60. Ancak, pişman olup
Allah'a yönelen, inanıp dürüst ve erdemli davranışlar ortaya koyanlar bunun
dışındadır; zaten hiçbir haksızlığa uğratılmadan cennete girecek olanlar da
işte böyleleridir;
61.
sınırsız bağış Sahibi'nin, kullarına, her türlü beşerî algı ve tasavvurun
ötesinde söz verdiği o âsûde hasbahçeler [onların olacaktır]; O'nun sözü
elbette yerini bulacaktır!
62. Orada onlar asla boş
ve yararsız bir söz işitmeyecekler; iç huzuru ve esenlik dileğinden başka
hiçbir söz! Ve orada sabah akşam azıklandırılacaklar;
63. Bize karşı sorumluluk
bilinci içinde olan kullarımıza bırakacağımız cennet işte budur.
64. VE [MELEKLER]: “Biz
ancak Rabbinin buyruğuyla ineriz” derler, “gözümüzün önünde olan, bizden gizli
tutulan ve bu ikisi arasında bulunan her şey O'na aittir. Ve Rabbin asla
[hiçbir şeyi] unutmaz.
65. Göklerin ve yerin
Rabbi(dir O), ve bunların arasında var olan her şeyin! Öyleyse, yalnızca O'na
kulluk et ve O'na kullukta devamlı ve sebatlı ol! Hiç, ismi O'nunla birlikte
anılmaya değer bir başkasını tanıyor musun?”
66. BÜTÜN BUNLARA RAĞMEN,
insan [yine de] kalkıp: “Ne yani,” der, “Ben öldükten sonra, yeniden hayata mı
döndürüleceğim?”
67. Peki, insan aklına
getirmiyor mu ki, Biz onu daha önce yoktan var etmiştik?

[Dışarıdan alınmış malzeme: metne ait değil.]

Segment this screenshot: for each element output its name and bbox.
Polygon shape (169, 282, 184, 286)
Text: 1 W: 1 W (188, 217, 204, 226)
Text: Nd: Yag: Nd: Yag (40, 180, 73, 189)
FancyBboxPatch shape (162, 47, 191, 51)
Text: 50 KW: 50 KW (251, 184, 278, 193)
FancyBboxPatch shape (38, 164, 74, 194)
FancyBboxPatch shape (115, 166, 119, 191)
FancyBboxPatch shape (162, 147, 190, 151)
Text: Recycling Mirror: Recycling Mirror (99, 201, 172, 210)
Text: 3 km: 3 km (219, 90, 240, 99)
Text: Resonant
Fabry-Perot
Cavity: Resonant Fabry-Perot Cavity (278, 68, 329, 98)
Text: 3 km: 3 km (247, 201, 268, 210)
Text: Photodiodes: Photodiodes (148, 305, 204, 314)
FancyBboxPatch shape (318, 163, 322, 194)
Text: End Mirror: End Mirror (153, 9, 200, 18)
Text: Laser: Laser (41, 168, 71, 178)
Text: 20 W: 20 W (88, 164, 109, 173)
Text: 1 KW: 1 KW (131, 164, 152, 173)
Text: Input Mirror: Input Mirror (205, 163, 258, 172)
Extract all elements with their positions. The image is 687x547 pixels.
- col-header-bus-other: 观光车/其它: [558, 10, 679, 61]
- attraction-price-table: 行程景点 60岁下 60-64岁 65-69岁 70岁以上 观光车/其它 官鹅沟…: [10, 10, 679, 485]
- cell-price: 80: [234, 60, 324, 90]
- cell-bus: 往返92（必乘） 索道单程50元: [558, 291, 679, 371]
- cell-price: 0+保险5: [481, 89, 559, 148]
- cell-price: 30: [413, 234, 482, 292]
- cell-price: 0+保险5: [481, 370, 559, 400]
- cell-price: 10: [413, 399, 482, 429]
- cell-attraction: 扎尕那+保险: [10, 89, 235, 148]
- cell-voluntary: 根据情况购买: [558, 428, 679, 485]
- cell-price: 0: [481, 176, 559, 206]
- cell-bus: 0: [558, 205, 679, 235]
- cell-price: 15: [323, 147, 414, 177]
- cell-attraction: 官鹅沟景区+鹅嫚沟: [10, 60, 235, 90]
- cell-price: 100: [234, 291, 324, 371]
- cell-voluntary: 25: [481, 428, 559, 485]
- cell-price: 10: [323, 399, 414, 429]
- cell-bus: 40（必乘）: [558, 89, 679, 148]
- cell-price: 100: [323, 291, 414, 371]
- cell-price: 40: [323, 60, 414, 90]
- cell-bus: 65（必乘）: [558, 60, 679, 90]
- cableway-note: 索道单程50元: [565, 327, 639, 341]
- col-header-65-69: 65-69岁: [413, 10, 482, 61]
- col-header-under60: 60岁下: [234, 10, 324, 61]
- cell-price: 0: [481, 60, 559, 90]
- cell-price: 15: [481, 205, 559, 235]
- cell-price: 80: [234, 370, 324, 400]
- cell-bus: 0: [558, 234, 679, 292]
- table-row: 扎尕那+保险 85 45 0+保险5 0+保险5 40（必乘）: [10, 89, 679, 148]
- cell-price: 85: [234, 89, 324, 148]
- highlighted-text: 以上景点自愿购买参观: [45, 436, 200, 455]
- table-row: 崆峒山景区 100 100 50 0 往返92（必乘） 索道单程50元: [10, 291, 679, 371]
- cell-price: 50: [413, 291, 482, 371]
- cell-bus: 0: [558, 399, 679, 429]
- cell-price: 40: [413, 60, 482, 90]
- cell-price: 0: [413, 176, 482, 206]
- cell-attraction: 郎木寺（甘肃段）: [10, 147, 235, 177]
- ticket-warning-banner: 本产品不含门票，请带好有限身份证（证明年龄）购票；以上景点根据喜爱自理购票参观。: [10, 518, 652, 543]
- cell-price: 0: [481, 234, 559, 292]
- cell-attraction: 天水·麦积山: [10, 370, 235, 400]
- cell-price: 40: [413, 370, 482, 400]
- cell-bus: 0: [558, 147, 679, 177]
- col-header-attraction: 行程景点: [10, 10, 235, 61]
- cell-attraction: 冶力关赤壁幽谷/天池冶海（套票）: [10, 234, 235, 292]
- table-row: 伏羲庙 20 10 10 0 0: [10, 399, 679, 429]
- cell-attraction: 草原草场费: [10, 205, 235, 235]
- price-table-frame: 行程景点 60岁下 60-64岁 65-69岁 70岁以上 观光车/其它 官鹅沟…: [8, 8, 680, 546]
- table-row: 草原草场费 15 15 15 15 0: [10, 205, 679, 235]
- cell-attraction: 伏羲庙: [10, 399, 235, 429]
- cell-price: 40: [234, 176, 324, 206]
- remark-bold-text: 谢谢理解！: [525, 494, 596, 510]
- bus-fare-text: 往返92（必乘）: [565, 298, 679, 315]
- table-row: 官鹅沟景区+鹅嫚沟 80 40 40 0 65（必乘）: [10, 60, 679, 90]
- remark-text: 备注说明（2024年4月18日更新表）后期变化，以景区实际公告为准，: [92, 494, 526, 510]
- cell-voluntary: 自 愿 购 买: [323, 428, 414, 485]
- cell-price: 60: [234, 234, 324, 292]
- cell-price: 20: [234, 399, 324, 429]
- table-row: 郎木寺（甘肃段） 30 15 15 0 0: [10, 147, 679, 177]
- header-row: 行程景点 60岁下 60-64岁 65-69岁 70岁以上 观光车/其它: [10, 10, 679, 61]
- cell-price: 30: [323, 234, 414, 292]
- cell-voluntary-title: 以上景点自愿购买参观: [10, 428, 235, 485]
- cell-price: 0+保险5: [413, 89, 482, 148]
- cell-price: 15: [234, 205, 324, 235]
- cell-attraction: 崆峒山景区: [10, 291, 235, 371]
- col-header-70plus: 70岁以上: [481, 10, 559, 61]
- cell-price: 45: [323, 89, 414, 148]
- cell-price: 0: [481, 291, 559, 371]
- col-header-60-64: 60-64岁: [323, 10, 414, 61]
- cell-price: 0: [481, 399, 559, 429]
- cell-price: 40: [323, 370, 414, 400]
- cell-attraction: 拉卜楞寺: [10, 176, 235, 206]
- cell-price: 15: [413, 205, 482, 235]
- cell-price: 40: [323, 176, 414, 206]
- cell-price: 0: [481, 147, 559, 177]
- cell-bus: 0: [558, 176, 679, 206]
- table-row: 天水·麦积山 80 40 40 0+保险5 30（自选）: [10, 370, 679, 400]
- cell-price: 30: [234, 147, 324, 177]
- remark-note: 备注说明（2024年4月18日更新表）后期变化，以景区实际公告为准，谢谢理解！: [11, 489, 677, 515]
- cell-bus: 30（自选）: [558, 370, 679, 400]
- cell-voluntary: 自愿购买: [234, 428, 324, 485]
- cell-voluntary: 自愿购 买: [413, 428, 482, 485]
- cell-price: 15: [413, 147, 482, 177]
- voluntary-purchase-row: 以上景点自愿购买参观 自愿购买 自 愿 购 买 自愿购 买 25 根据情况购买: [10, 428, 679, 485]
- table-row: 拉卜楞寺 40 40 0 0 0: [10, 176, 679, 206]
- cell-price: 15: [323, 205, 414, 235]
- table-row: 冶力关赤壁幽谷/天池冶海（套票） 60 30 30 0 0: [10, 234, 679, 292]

68. Öyleyse, Rabbine andolsun
ki, Biz onları [Hesap Günü'nde, kendilerini hayattayken yönlendiren] şeytanî
güçlerle bir araya toplayacak ve sonra cehennemin çevresinde diz üstü
bekleteceğiz;
69. Ve sonra her
[günahkar] topluluktan O sınırsız rahmet Sahibi'ne kibir ve dik başlılıkta
ileri gidenleri ayırıp öne çıkaracağız;
70. çünkü cehennem ateşini
en çok kimin hak ettiğini, şüphesiz en iyi Biz biliriz.
71. Ve sizin her biriniz
onu görebilecek bir noktaya varacaksınız: Bu, Rabbin katında yerine getirilmesi
gerekli bir hükümdür.
72. Bir kere daha (hatırlatalım
ki): Biz, Bize karşı sorumluluk bilinci taşıyanları [cehennemden] kurtaracağız;
ama zalimleri onun içinde diz üstü bırakacağız.
73. HAL BÖYLEYKEN, ne
zaman ayetlerimiz bütün açıklığıyla kendilerine ulaştırılsa, hakkı inkara
şartlanmış olan kimseler imana erişenlere: “(Bu) iki insan topluluğundan konum
olarak hangisi daha üstün ve güçlü, topluluk olarak hangisi dahi iyi/daha
seçkindir?” diye sorup dururlar.
74. Oysa, Biz onlardan
önce gelip geçen nice kuşakları helak ettik; öyle ki, onlar dünyevî güç ve dış
görünüş olarak berikilerden daha üstündüler!
75. De ki: “Kim ki
sapıklık içinde yaşıyorsa, sınırsız rahmet Sahibi onun ömrünü, yaşama imkanını
çekip uzatabilir!” [Ve bırak ne söyleyeceklerse söylesinler,] tâ ki, önceden
uyarıldıkları [bu dünyadaki] azabı, ya da Son Saat[in gelip çatmasını]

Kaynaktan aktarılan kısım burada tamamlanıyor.